Back when Ansel Adams wrote his spoof The Trudgin’ Women for an early 1930’s Sierra Club high Sierra trip, he could count on his audience knowing something about ancient Greek drama. The trudgin’ referred to backpacking, not to the experience of reading Euripides’ The Trojan Women or other ancient Greek drama. That experience was (generally thought to be) anything but trudgery or drudgery.

People like me, who were not classicists, would find a good translation or, often, encounter one in college. My memory of Lysistrata is that it was not drudgery but very funny. My classmates and I read the translation my college required: by Dudley Fitts, a secondary-school teacher who was also a classicist and translator. (He gave the Spartans what a New Englander thought was a Southern accent.) But that was not my first acquaintance with the title. According to a Ralph Story’s Los Angeles episode, which I saw in the mid-1960s, an early 1930’s L.A. production was ordered closed for obscenity by the Los Angeles Police Department. They wanted to arrest the author, but Aristophanes could not be found.

I enjoyed reading Greek drama, but to judge by a recent New York Times article I should have felt as if on some kind of death march of students “trudging through their Aristophanes” instead of over the Sierra Crest, while clever young men like Mark Zuckerberg were dropping out and making their millions.
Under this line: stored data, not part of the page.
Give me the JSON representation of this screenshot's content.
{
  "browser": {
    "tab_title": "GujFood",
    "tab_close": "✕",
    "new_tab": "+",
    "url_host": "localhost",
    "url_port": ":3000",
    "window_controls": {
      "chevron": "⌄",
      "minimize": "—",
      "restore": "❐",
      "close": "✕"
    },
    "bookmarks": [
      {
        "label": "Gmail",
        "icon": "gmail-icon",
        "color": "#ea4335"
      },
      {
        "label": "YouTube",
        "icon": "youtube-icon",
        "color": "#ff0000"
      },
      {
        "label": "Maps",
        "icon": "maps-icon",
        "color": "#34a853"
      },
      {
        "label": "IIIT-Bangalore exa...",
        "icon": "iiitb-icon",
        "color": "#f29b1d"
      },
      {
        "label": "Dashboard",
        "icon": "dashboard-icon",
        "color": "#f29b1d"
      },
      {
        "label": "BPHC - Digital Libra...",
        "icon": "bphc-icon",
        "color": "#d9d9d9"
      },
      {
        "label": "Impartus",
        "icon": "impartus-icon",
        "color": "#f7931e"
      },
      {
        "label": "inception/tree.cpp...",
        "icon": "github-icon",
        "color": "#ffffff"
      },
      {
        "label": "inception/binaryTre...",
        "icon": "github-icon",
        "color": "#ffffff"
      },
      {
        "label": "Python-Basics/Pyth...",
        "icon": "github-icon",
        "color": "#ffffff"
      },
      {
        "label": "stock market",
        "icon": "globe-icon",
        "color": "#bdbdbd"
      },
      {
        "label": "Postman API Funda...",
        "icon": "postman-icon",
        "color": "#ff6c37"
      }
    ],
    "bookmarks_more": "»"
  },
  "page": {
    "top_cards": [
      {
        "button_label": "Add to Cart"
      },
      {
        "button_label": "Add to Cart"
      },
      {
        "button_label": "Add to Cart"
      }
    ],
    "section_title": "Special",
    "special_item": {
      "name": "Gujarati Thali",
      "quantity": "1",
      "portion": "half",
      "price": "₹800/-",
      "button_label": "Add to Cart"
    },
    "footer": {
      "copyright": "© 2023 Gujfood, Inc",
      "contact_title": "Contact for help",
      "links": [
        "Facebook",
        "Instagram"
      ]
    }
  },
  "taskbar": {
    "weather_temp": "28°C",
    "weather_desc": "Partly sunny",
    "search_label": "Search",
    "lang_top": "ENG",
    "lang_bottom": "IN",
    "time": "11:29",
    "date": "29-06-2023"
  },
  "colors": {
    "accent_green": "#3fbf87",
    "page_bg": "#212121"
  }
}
I do not disparage people who seek their fortune in a bright new city or a garage of genius rather than tolerate a mediocre college—or “college,” as we seemingly must call places that do not deserve the name. But I very much dislike the idea implicit in the article, that either university or Aristophanes is somehow ipso facto boring. To a good student a good education will be a pleasure worth having for its own sake. To a student whose aim is not an education but a qualification, the whole process may seem like an imposition—and maybe it is.

More to the point is the article’s horror of the colossal debts being undertaken by young people to get an education, or an “education,” or a qualification, or whatever it is. I treasure my university education, but I am dumbstruck by the thought that today I might have to trudge under nearly a quarter of a million dollars of debt for it. Even more shocking than the price is the possibility that instead of a thrilling liberation, some unfortunate “university” students are getting a Pink Slime Education for that price. No wonder bright young people are seeking alternatives!